Of paramount concern to the stock market is the war in Iran. The closure of the Strait of Hormuz has been the most significant factor in the decline of stock prices. Stretching 104 miles long and 21 miles wide at its narrowest point, the Strait of Hormuz connects the Persian Gulf to the Gulf of Oman. In terms of oil transportation, the strait is the second largest transportation route in the world, facilitating the transit of nearly 20 million barrels of oil per day, which represents 20% of global oil trade. As Iran has the longest coastline of the eight countries that border the Persian Gulf, it has the unique ability to disrupt the free flow of commodities. After the United States and Israel coordinated attacks against Iran, the Iranian government responded by closing the Strait of Hormuz.
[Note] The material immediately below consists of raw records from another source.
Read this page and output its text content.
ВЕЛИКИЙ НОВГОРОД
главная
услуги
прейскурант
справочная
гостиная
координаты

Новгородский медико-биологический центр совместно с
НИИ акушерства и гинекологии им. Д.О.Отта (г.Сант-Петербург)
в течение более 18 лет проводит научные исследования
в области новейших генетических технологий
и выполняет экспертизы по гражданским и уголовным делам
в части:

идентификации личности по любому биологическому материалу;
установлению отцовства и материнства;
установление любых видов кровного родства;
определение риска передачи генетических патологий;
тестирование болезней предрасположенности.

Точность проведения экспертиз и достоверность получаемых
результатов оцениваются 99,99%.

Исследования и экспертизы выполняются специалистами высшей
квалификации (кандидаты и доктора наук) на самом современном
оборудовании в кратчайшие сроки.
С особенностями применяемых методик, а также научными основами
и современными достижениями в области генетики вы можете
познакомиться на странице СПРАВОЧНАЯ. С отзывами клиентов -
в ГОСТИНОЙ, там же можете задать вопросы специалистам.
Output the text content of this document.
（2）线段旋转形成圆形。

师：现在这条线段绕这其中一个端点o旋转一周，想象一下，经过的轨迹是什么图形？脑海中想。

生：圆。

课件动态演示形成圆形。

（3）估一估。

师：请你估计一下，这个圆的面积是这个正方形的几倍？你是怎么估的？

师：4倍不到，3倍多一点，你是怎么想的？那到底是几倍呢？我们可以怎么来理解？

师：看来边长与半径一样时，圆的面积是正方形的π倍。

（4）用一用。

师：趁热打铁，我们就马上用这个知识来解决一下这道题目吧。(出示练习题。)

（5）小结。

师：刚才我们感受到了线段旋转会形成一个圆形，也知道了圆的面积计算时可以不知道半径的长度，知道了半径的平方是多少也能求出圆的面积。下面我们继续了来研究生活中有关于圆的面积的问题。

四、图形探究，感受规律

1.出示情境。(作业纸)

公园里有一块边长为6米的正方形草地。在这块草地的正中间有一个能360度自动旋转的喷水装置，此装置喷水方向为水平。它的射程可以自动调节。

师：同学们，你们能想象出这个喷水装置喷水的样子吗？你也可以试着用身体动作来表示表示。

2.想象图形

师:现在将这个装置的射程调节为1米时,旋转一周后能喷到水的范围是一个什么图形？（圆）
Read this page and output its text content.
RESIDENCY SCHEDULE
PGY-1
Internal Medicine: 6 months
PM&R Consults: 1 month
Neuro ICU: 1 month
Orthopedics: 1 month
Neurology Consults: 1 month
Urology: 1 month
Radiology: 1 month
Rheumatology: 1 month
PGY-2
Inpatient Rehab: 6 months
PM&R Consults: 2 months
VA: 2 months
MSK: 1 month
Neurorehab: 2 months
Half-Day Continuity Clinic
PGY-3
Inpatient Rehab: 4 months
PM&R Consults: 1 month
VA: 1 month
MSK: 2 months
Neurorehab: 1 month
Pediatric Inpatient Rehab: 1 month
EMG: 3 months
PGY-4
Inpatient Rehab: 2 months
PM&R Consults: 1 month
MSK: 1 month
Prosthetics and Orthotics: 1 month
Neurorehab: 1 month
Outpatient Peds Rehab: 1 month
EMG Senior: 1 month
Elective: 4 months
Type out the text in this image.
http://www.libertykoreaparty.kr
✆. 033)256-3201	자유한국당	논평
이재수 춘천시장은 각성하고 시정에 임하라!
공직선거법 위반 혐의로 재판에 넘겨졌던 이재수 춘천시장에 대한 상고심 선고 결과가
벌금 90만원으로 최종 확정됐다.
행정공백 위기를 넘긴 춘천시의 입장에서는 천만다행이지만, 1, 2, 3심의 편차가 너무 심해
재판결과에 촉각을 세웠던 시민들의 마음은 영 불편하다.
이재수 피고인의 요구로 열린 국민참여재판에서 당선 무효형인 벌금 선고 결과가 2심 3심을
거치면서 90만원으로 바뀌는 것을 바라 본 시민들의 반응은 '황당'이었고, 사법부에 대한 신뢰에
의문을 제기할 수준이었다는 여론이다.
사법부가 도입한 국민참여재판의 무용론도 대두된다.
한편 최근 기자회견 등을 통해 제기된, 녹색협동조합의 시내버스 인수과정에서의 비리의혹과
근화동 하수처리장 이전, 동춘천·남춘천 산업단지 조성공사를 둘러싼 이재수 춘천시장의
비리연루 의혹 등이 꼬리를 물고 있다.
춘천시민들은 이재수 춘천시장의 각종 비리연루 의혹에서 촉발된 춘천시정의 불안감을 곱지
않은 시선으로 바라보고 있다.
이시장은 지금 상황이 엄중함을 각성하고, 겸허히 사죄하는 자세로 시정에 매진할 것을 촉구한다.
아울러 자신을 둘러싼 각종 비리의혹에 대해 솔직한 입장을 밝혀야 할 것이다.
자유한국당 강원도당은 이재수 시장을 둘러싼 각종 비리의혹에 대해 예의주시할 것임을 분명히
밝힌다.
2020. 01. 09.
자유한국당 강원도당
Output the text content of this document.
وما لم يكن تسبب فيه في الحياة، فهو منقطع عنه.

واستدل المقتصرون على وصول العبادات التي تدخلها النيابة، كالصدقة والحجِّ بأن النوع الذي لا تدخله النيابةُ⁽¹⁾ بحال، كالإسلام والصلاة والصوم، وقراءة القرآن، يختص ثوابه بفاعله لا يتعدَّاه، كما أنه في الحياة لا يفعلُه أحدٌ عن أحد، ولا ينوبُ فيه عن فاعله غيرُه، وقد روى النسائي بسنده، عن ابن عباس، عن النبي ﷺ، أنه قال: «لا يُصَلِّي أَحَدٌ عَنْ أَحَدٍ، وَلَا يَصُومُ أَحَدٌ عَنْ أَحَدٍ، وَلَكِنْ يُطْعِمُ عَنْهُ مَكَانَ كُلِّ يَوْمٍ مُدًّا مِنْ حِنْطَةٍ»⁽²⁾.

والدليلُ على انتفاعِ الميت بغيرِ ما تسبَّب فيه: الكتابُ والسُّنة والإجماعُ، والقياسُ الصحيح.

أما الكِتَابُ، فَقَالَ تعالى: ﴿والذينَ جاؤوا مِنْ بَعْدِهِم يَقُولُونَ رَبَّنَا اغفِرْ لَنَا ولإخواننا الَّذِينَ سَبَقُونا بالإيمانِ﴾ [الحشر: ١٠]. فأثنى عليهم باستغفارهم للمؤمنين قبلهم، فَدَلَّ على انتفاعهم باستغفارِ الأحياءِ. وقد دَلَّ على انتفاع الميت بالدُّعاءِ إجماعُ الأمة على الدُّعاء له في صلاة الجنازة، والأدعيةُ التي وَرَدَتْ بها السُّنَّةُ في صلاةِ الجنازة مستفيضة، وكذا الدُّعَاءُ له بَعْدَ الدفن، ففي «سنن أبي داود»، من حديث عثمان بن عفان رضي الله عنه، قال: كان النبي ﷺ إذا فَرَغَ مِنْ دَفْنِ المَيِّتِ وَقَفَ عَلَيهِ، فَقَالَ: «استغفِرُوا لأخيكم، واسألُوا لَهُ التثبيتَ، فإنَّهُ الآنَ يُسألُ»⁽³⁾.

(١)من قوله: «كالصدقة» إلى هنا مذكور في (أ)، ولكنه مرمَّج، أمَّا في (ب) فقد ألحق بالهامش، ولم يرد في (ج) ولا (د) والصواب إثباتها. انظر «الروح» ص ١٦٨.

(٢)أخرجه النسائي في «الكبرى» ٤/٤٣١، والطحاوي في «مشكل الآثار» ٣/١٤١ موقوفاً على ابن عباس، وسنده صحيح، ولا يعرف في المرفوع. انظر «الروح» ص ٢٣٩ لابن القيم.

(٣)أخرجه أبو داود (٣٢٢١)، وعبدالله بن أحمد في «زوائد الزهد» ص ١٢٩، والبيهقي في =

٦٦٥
The price of oil surged on the news, with Brent Crude reaching $119.5 per barrel on March 9, and pushed stock prices down. An oil shock is always poorly received in the stock market as it negatively impacts both inflation and economic growth. An increase in oil prices generally pushes inflation higher, but the rising transportation and production costs associated with the price increase hinder economic growth and profits. If oil prices remain elevated for an extended period and consumer spending cannot support economic growth, the result can be stagflation.

However, President Trump has recently reaffirmed the government’s aspirations to exit the country within 2-3 weeks, allowing for a reopening of the Strait, which would reel in oil prices and boost stock prices. Analysts from many research houses relay a similar message, with Ed Yardeni from Yardeni Research suggesting that the S&P 500 may have bottomed on Monday after a pullback of 1.9%, and the research team from Morgan Stanley claiming that the market correction nears its final stage.

Regarding the economy, a recent batch of upbeat economic data has been released which supports an optimistic outlook for the stock market. Initial unemployment claims dropped last week to 202,000, layoffs for the month of March by US employers are down 78% from last year, and 178,000 jobs were added during the month, much higher than the expectation of 65,000. On the earnings front, the United States has seen five consecutive quarters of double-digit earnings growth. Most importantly, Q4 2025 revenue growth of 9% indicates that earnings growth of 14.2% for the quarter was fueled by genuine consumer demand and AI productivity gains, not simply cost cutting. The full year forecast from Zacks Investment Research suggests a continuation of the trend of double-digit

earnings growth, with their 2026 forecast at 14.4%. Consistent earnings growth at this rate would support a meaningful increase in stock prices, which is relayed by Yardeni’s forecast of 7,700 for the S&P by the end of 2026.

 

 

At Worcester Advisors, we continue to recommend investments in well diversified portfolios of high-quality companies with consistent earnings growth as the safest method of achieving capital growth.